On Jan 15, seven local and international consortia comprising 31 firms had submitted request for information proposals for the project.

MyHSR Corporation Sdn Bhd chairman Datuk Seri Fauzi Abdul Rahman said  the proposal was in response to the submission deadline which expired opn that date.

A report by the Straits Times of Singapore had said that the project was unlikely to get off the ground if it was fully funded by the private sector.

Quoting sources, it stated fresh bidders for the project had requested for government funding in their proposals.

Among the bidders, Malaysian Resources Corp Bhd, Berjaya Land Bhd and IJM Corporation Bhd had announced that they were in a consortium with  Keretapi Tanah Melayu Bhd to bid for the HSR. 

Tourism and transport business consultant YS Chan said consortia are eager to build the track, stations and supply all the equipment necessary to operate the HSR and gain additional revenue from a variety of cost-saving measures.

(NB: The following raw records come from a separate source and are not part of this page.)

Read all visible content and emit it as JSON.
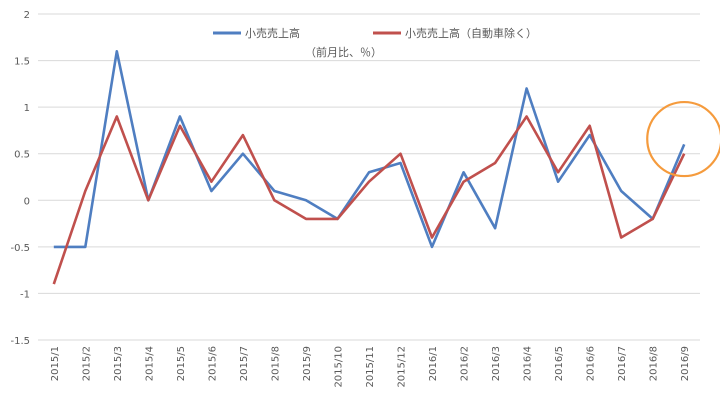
{
  "chart_data": {
    "type": "line",
    "title": "",
    "xlabel": "",
    "ylabel": "",
    "note": "（前月比、％）",
    "ylim": [
      -1.5,
      2
    ],
    "yticks": [
      -1.5,
      -1,
      -0.5,
      0,
      0.5,
      1,
      1.5,
      2
    ],
    "ytick_labels": [
      "-1.5",
      "-1",
      "-0.5",
      "0",
      "0.5",
      "1",
      "1.5",
      "2"
    ],
    "grid": true,
    "legend": "top",
    "categories": [
      "2015/1",
      "2015/2",
      "2015/3",
      "2015/4",
      "2015/5",
      "2015/6",
      "2015/7",
      "2015/8",
      "2015/9",
      "2015/10",
      "2015/11",
      "2015/12",
      "2016/1",
      "2016/2",
      "2016/3",
      "2016/4",
      "2016/5",
      "2016/6",
      "2016/7",
      "2016/8",
      "2016/9"
    ],
    "series": [
      {
        "name": "小売売上高",
        "color": "#4f7ec1",
        "values": [
          -0.5,
          -0.5,
          1.6,
          0.0,
          0.9,
          0.1,
          0.5,
          0.1,
          0.0,
          -0.2,
          0.3,
          0.4,
          -0.5,
          0.3,
          -0.3,
          1.2,
          0.2,
          0.7,
          0.1,
          -0.2,
          0.6
        ]
      },
      {
        "name": "小売売上高（自動車除く）",
        "color": "#c0504d",
        "values": [
          -0.9,
          0.1,
          0.9,
          0.0,
          0.8,
          0.2,
          0.7,
          0.0,
          -0.2,
          -0.2,
          0.2,
          0.5,
          -0.4,
          0.2,
          0.4,
          0.9,
          0.3,
          0.8,
          -0.4,
          -0.2,
          0.5
        ]
      }
    ],
    "highlight": {
      "category": "2016/9",
      "color": "#f59b3d"
    }
  }
}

However, they need strong support from both federal and state governments, particularly on land matters.

"The government may not have the money for funding, but land acquired for HSR could be swapped with government-owned land elsewhere or exchanged in tripartite agreements. Land acquisition would be too costly for the private sector. In any case, the government would be the eventual owner of the land and stations." he said.

Chan said it is a given that HSR revenue will not be enough to cover operating costs, and therefore the operator will require a subsidy from the government.

"But this will be a few years down the road and meanwhile, relevant parties in the public and private sectors will be planning and gearing up to make full use of the HSR, starting as a catalyst for growth along its corridor and boosting the economy through its efficiency and appeal. The net result is a gain for our country," he added.

Malaysian Institute of Economic Research economist Dr Shankaran Nambiar opined that the government will not add a substantial  burden to its current finances by taking on the project.

He said the government is trimming its expenditure and raising revenue, even from previously unexplored sources.

"Neither would the government want to increase its risk exposure, especially in view of traffic that is difficult to ascertain in the initial years.  It is unlikely that the government would want to add to its existing contingent liabilities," he added.